7③・第3中庭+クロケル 戦①
霧は晴れない。
「ああああああああああ!!!!
俺らしくねぇ。霧が晴れるのを待ってるってのは性に合わねぇ」
赤羅城はとうとう、霧が晴れるのを我慢しているのが耐えられなくなった。
そこで彼は雨宿りを行っていた場所から、飛び出した。
この霧に覆われた木々の森に入ってからかなりの時間が経過している。今の赤羅城には出口がどこかもわからない。
だが、やるべきことはわかっていた。彼がなすべきこと、それはこの術を発動させた本人を叩くことだ。クロケルを死なない程に殺してやることだ。
「どこにいやがる。クロケル!!
いい加減、出てこい。臆病者め!!」
赤羅城は視界の悪い状況でも、戦闘態勢を崩さないまま、奥へと奥へと進んでいった。
その頃、術を仕掛けていたクロケル。
彼女は今、高い木の上にいた。
赤羅城の視界からは絶対に見ることができないほど高い木のてっぺんである。
「────そろそろ気づいたころ。赤羅城。
私の能力の秘密に……」
クロケルには赤羅城の行動が見えている。
赤羅城の長年の経験か、それとも勘か。彼は確実にクロケルのいる方角へと迷いながら向かってくる。
そのことに、クロケルが焦ってしまうはずがなかった。
「────怪しんではいるはず。対処はできないはず。私はね、赤羅城。
あなたの諦めている時に心をおるのではない。あなたの意識を折るために、私も待っていたの」
クロケルは待っていた。赤羅城が自分を殺そうという意思を持つのを待っていたのだ。
その意志を完膚なきまでに実力で潰し、赤羅城を屈服させ、屈辱を味わうように仕向ける。
それがクロケルの望みだったのだ。
「ここは第3中庭であって、第3中庭ではない。
ここは私が自由に扱える独壇場なんです。
────あなたの不死身が終わる場所なんです」
そして、クロケルがニヤリと不敵な笑みを浮かべると、大空を巨大な黒雲が覆い始める。入道雲よりも更に大きな雲が、赤羅城のいる地上に試練を与えようとしていた。
さて、赤羅城は走っている。なぜこの方角に向かっているのかは正直考えていない。
ただ、彼はこの場が第3中庭ではないことを薄々感じ始めていた。
「第3中庭がこんなに広いわけがない。
クロケルの能力は、おそらく空間か位置に関係する能力ってことか?
だったら、近距離じゃねぇな。どこか遠くにいるはず……」
周囲に生き物の気配はない。
これだけ走っても人の気配が感じられないので、先程まで姿に関する超能力かと思っていた赤羅城だったが、改めて考えてみるつもりのようだ。

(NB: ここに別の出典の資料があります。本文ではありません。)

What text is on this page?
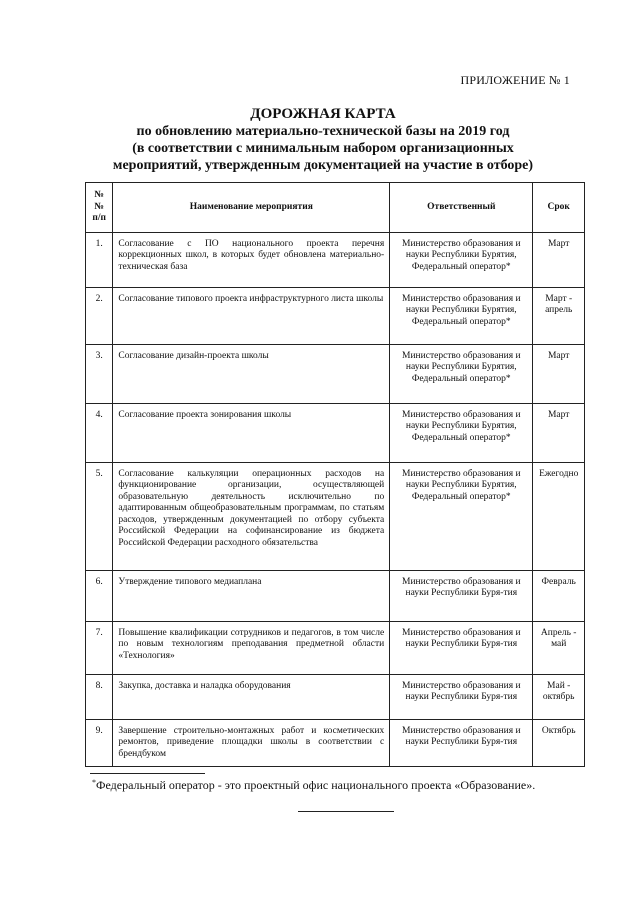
ПРИЛОЖЕНИЕ № 1
ДОРОЖНАЯ КАРТА
по обновлению материально-технической базы на 2019 год
(в соответствии с минимальным набором организационных
мероприятий, утвержденным документацией на участие в отборе)
№№ п/п	Наименование мероприятия	Ответственный	Срок
1.	Согласование с ПО национального проекта перечня коррекционных школ, в которых будет обновлена материально-техническая база	Министерство образования и науки Республики Бурятия, Федеральный оператор*	Март
2.	Согласование типового проекта инфраструктурного листа школы	Министерство образования и науки Республики Бурятия, Федеральный оператор*	Март - апрель
3.	Согласование дизайн-проекта школы	Министерство образования и науки Республики Бурятия, Федеральный оператор*	Март
4.	Согласование проекта зонирования школы	Министерство образования и науки Республики Бурятия, Федеральный оператор*	Март
5.	Согласование калькуляции операционных расходов на функционирование организации, осуществляющей образовательную деятельность исключительно по адаптированным общеобразовательным программам, по статьям расходов, утвержденным документацией по отбору субъекта Российской Федерации на софинансирование из бюджета Российской Федерации расходного обязательства	Министерство образования и науки Республики Бурятия, Федеральный оператор*	Ежегодно
6.	Утверждение типового медиаплана	Министерство образования и науки Республики Буря-тия	Февраль
7.	Повышение квалификации сотрудников и педагогов, в том числе по новым технологиям преподавания предметной области «Технология»	Министерство образования и науки Республики Буря-тия	Апрель - май
8.	Закупка, доставка и наладка оборудования	Министерство образования и науки Республики Буря-тия	Май - октябрь
9.	Завершение строительно-монтажных работ и косметических ремонтов, приведение площадки школы в соответствии с брендбуком	Министерство образования и науки Республики Буря-тия	Октябрь
*Федеральный оператор - это проектный офис национального проекта «Образование».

「透明になる付喪人でもねぇ。なら、捜せるよな!!!!」
赤羅城はポジティブであった。
「第3中庭じゃねぇならよ。ここ壊しても、お嬢にゃ怒られねぇよな!!
ここはお嬢のいる場所ですらねぇ」
彼はこれまで色々と気を使っていたのだ。
この城に乗り込んで来てから、まだ1人も殺していない、まだ少しも壊していない。
その理由は、マルコシアスとの約束。
「君だけはアンドロ・マリウスの居場所を壊してはいけない。君のは救いようがないから」
……という約束を事前にしておいたからだ。
「約束は守るぜ俺はよぉ。俺は当たり前のことを行っていけるからさ」
その時、赤羅城は急ブレーキをかけたかのように走るのを止めて急停止。
そして、彼は大太刀の刃を向けて構える。
「オラァ!!!!」
彼はそう言うと、大太刀を横薙ぎに振るった。一瞬のコンマ単位、その威力のせいか否か、大太刀の刃が黒く燃える。
さて、今回、斬ったのは大木。彼の目の前で行く先を邪魔するように立っている大木。
その木を彼は一刀両断。しただけではない。その勢いは斬撃のように周囲の木々にも当たっている。つまり、一撃で半径20メートルにある木々を扇形のように斬り落としたのである。
どこか知らない場所の地形が一部禿てしまう。
もちろん、木のてっぺんにいたクロケルもその光景を見ていた。
「────なかなか。良い」
クロケルは赤羅城の腕前に少しだけ感心している。殺したいほど憎んでいても、褒めるべきところは認めている。……というわけではない。赤羅城の行動が逆に、赤羅城自身を追い詰めることに繋がっているのだから。
「────でも、分かっていないようね。木々を斬り落としたら、私が攻撃しやすくなることを」
彼を守るものは周囲にはない。彼の姿はすでに丸見えなのだ。
───赤羅城とクロケルの戦闘はすでに始まろうとしている。